Someone wanted me to talk about Flying Squirrel Divas of the Jovian Moons. Someone is scottjames and has found the Flying Squirrel Divas of the Jovian Moons a source of endless amusement for years now. timprov suggested that Flying Squirrel Diva of the Jovian Moons might be the next award to give to people who have already been Hero of the Revolution several times. I am dubious: we haven't even gotten our caramel-filled, foil-wrapped chocolate Hero of the Revolution medals. I should think that it would be even harder to find chocolate flying squirrels in spacesuits.
This is the internet, so I could be wrong.
Someone asked me if I wrote alternate history, what country or countries would I pick, and what would the story be. Umm. Some would say that I already do write alternate history, since Thermionic Night is set in Finland in 1950, and to the best of my knowledge there was not magic in Finland in 1950. However, I try not to contradict recorded history (just recorded science), so some people would categorize these books as secret history, not alternate history.
Anyway, my big problem with alternate history is that if the story isn't really, really close to the change -- and even most of the time when it is -- I don't think the author changes enough. (To compound this problem, stories further from the change may well be more interesting. Much, much, much harder. But more interesting.) A major historical change two hundred years ago means that most of the people who are currently alive might well not have been. Very minor policy changes in the US in history would result in vastly different immigration and settling patterns. If different people settled here -- or if population pressures in the Old Country for all sorts of values of "the Old Country" were not relieved -- the world goes very different directions very quickly. And I'm supposed to believe that the author's favorite historical figures exist anyway? That's a much more major suspension of disbelief for me than it seems to be for most people, and the story has to be a corresponding lot of fun to make it worth my energy. Any appearance of John Dee or Benjamin Franklin requires a lot of effort for me not to just close the book and walk away quietly.

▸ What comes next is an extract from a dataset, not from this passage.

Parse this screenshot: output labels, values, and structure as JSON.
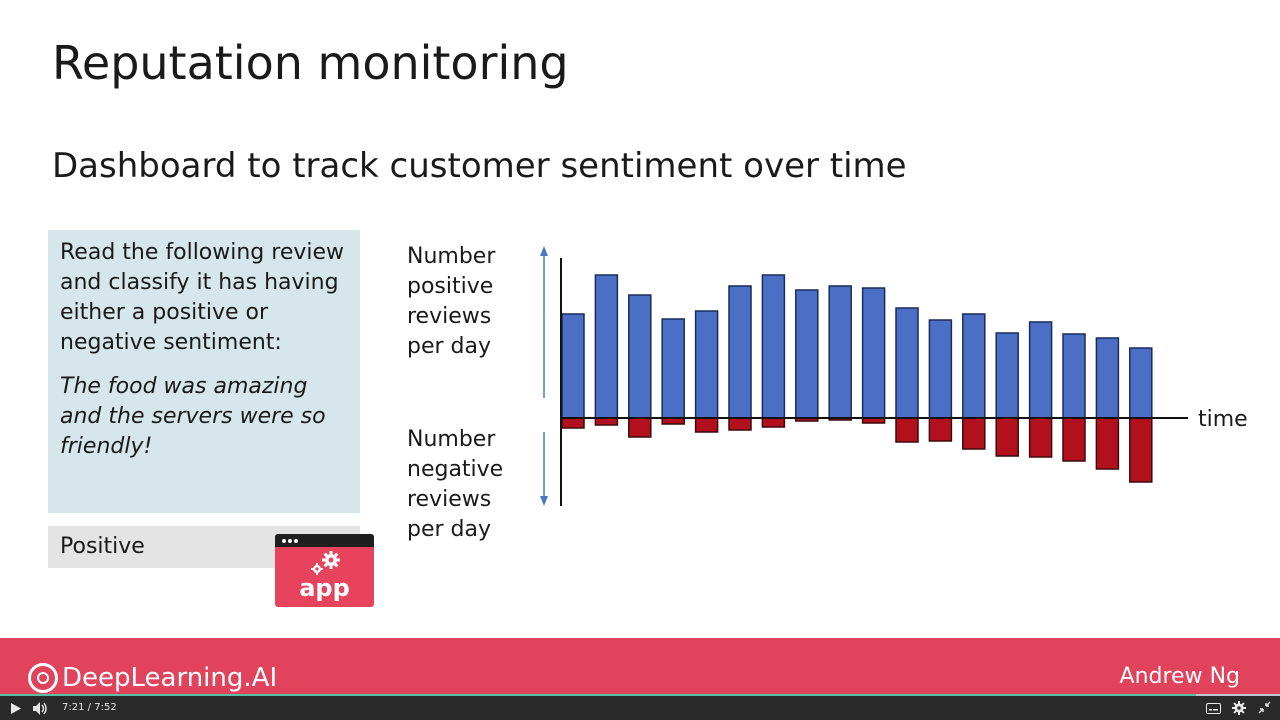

The alternate history ideas I get rely heavily on the kind of history I read. This means that they tend to be the sorts of ideas that would make it difficult for most people to spot the turning point, and as such I think it would be harder for them to care about the result. "What if something you didn't know happened had never happened? Wouldn't that be weird and interesting?" Umm, gosh. How fascinating. I know that the right story can be fascinating that way -- I'm certainly hoping that people manage to find themselves interested in mid-20th century Finland in ways they had not expected to be -- but it takes a lot more work from the author to establish why anyone should care about this obscure historical change, and often it seems less worth my time than other, equally shiny ideas.